Deep down, I think these people simply want to try and make things more efficient. Pre-crime is not the way to go. There are a number of countries that have incredibly successful tax codes, and there are common themes in all of them:
1) Keep it short. The Baltic countries are a great example of this– the entire Estonian tax code is about 70 pages, roughly 1/1000th the size of the US tax code (which is still prone to so much interpretation). It takes about 15 minutes to fill out an Estonian return, and you can do it online. In the Maldives, it’s even easier.
2) Keep it simple. When you have a tax code that’s so complex it has given rise to a multi-billion dollar preparation industry, you have a problem. There are dozens of different forms at the IRS, and over 20 versions for the 1099 alone! This is a system that is prone to massive flaws and a great deal of contradiction.

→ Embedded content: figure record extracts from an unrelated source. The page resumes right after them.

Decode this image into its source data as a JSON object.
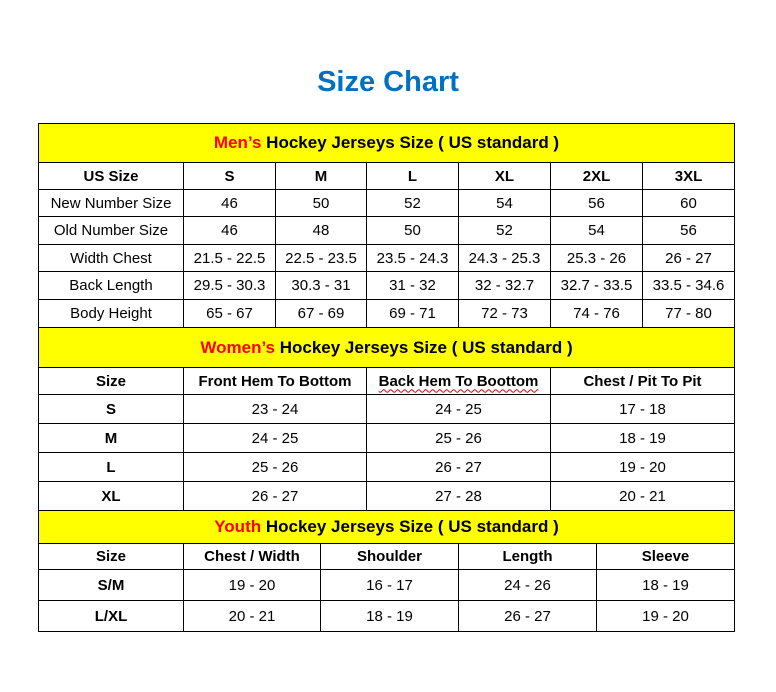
{
  "title": "Size Chart",
  "colors": {
    "title": "#0070c0",
    "header_bg": "#ffff00",
    "highlight": "#ff0000"
  },
  "sections": [
    {
      "id": "men",
      "header_highlight": "Men’s",
      "header_rest": " Hockey Jerseys Size ( US standard )",
      "columns": [
        "US Size",
        "S",
        "M",
        "L",
        "XL",
        "2XL",
        "3XL"
      ],
      "rows": [
        [
          "New Number Size",
          "46",
          "50",
          "52",
          "54",
          "56",
          "60"
        ],
        [
          "Old Number Size",
          "46",
          "48",
          "50",
          "52",
          "54",
          "56"
        ],
        [
          "Width Chest",
          "21.5 - 22.5",
          "22.5 - 23.5",
          "23.5 - 24.3",
          "24.3 - 25.3",
          "25.3 - 26",
          "26 - 27"
        ],
        [
          "Back Length",
          "29.5 - 30.3",
          "30.3 - 31",
          "31 - 32",
          "32 - 32.7",
          "32.7 - 33.5",
          "33.5 - 34.6"
        ],
        [
          "Body Height",
          "65 - 67",
          "67 - 69",
          "69 - 71",
          "72 - 73",
          "74 - 76",
          "77 - 80"
        ]
      ]
    },
    {
      "id": "women",
      "header_highlight": "Women’s",
      "header_rest": " Hockey Jerseys Size ( US standard )",
      "columns": [
        "Size",
        "Front Hem To Bottom",
        "Back Hem To Boottom",
        "Chest / Pit To Pit"
      ],
      "rows": [
        [
          "S",
          "23 - 24",
          "24 - 25",
          "17 - 18"
        ],
        [
          "M",
          "24 - 25",
          "25 - 26",
          "18 - 19"
        ],
        [
          "L",
          "25 - 26",
          "26 - 27",
          "19 - 20"
        ],
        [
          "XL",
          "26 - 27",
          "27 - 28",
          "20 - 21"
        ]
      ]
    },
    {
      "id": "youth",
      "header_highlight": "Youth",
      "header_rest": " Hockey Jerseys Size ( US standard )",
      "columns": [
        "Size",
        "Chest / Width",
        "Shoulder",
        "Length",
        "Sleeve"
      ],
      "rows": [
        [
          "S/M",
          "19 - 20",
          "16 - 17",
          "24 - 26",
          "18 - 19"
        ],
        [
          "L/XL",
          "20 - 21",
          "18 - 19",
          "26 - 27",
          "19 - 20"
        ]
      ]
    }
  ]
}
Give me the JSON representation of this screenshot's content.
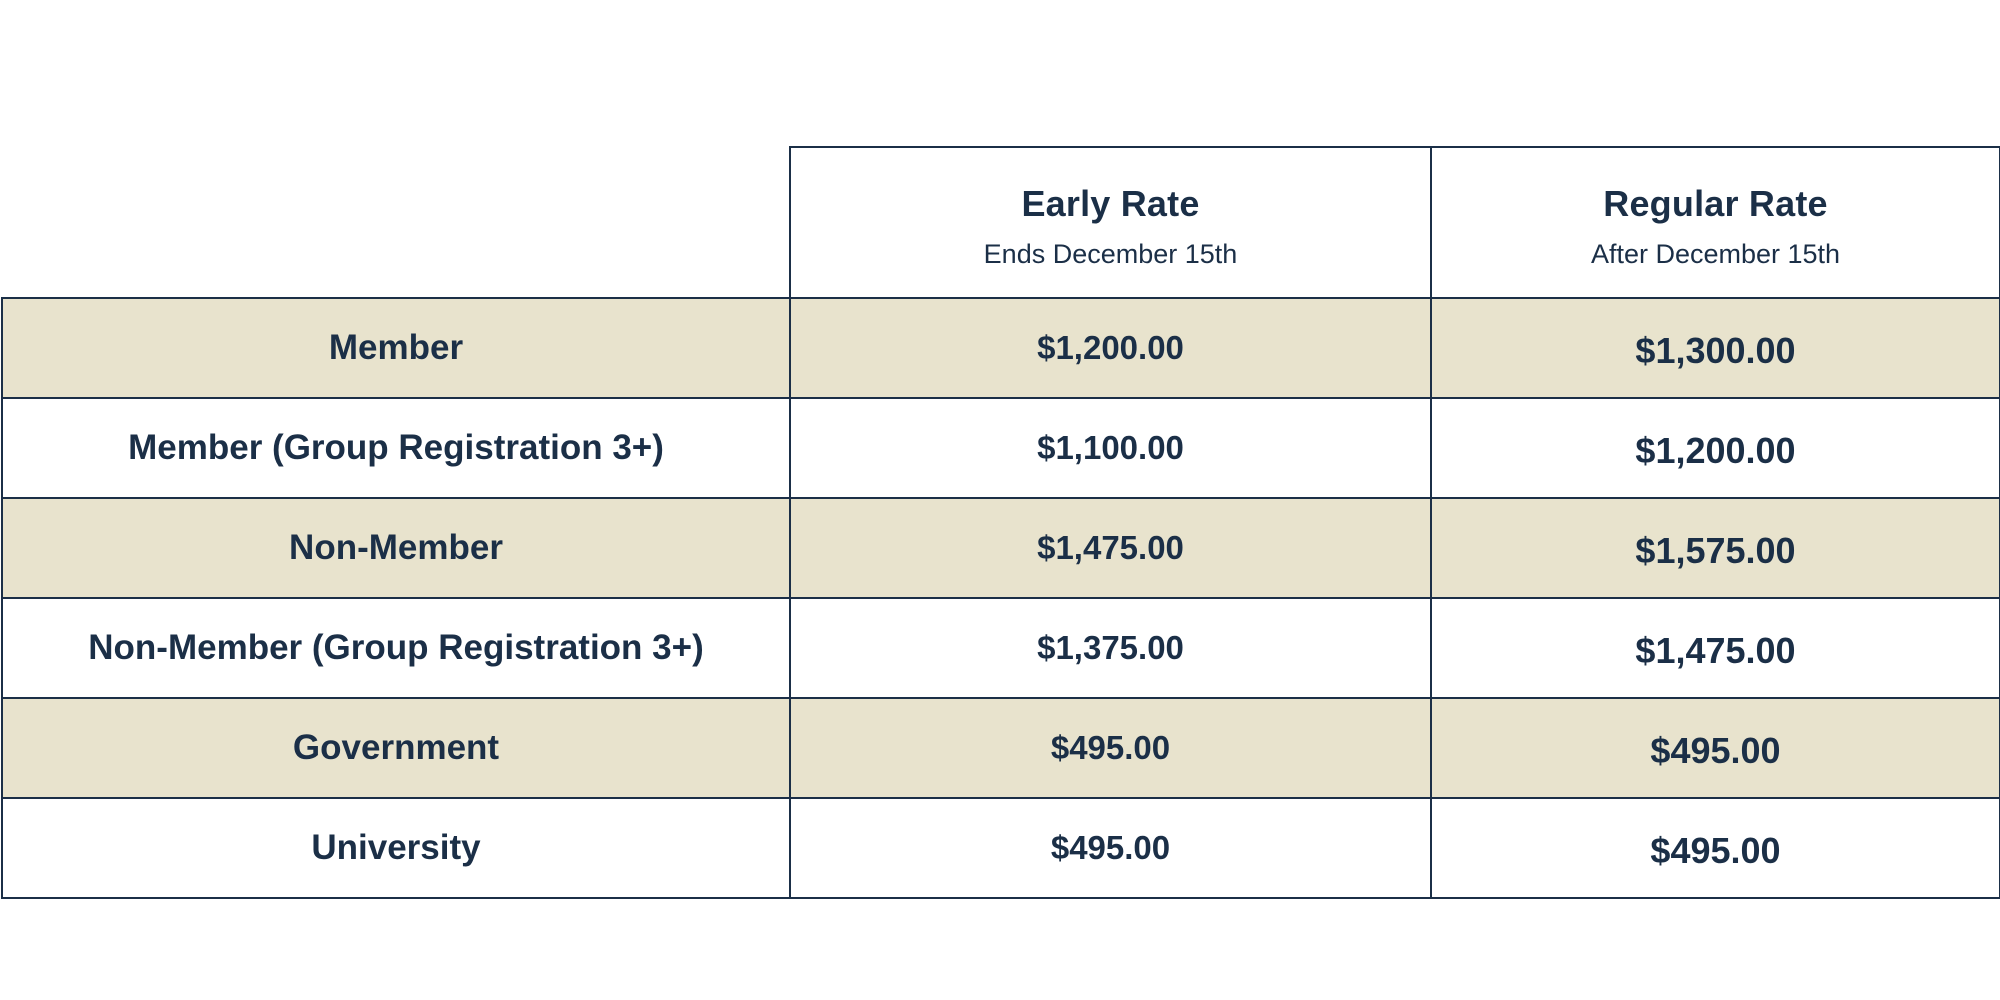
{
  "table": {
    "headers": {
      "early": {
        "title": "Early Rate",
        "subtitle": "Ends December 15th"
      },
      "regular": {
        "title": "Regular Rate",
        "subtitle": "After December 15th"
      }
    },
    "rows": [
      {
        "category": "Member",
        "early": "$1,200.00",
        "regular": "$1,300.00"
      },
      {
        "category": "Member (Group Registration 3+)",
        "early": "$1,100.00",
        "regular": "$1,200.00"
      },
      {
        "category": "Non-Member",
        "early": "$1,475.00",
        "regular": "$1,575.00"
      },
      {
        "category": "Non-Member (Group Registration 3+)",
        "early": "$1,375.00",
        "regular": "$1,475.00"
      },
      {
        "category": "Government",
        "early": "$495.00",
        "regular": "$495.00"
      },
      {
        "category": "University",
        "early": "$495.00",
        "regular": "$495.00"
      }
    ]
  },
  "colors": {
    "text": "#1b2f47",
    "border": "#1b2f47",
    "shaded_row": "#e8e3cd",
    "plain_row": "#ffffff"
  }
}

Hong Kong is a great example of a simple system. Taxes are levied at a flat rate of 15% based on the “territorial principal” that only income derived from Hong Kong is taxed. There is no capital gains tax, no VAT, no estate tax, etc. And yet, the biggest problem the Hong Kong government faces regarding taxes is how to give away their massive surplus.
3) Keep it low. When you make it easy and painless for people to pay taxes, it removes most of the incentives for them to cheat. In Singapore, tax rates are among the lowest in the world with a maximum rate of 20%. The capital gains rate is zero. The corporate rate varies from 0% to 17% (and keeps falling).
Under these circumstances, why cheat? By keeping rates low, the government is removing any incentive to engage in complicated (and costly) tax avoidance techniques. From a cost/benefit perspective, it’s much easier to comply when rates are low.
4) Keep it friendly. Creating an adversarial relationship with taxpayers doesn’t do anyone any favors. One of the key themes of the world’s most successful tax regimes is that they do not operate like a police agency that’s out to get people. This is a massive hurdle for the IRS to overcome.
Perhaps the polar opposite of this is Switzerland, where tax evasion is considered a civil matter, not a criminal matter. In Switzerland, the local cantonal tax authorities actually compete with each other for your business, rather than sticking you up for cash under penalty of imprisonment.
The US government is now searching for answers. Behind close doors, politicians are likely admitting to each other that the kitty is empty and they’re completely bankrupt. They don’t have to look far for solutions– the best models in the world are already in practice and have been successfully implemented.
Rather than making things easier, less painful, friendlier, and simpler, the US government seems to be taking the opposite approach– hiring more agents to sniff out ‘suspicious’ activity (defined in their sole discretion), raising taxes, and relying on fear and intimidation.
I suspect this path will have the opposite effect– instead of raising more money for a bankrupt government, it will continue to chase out productive people. More on that in a future letter.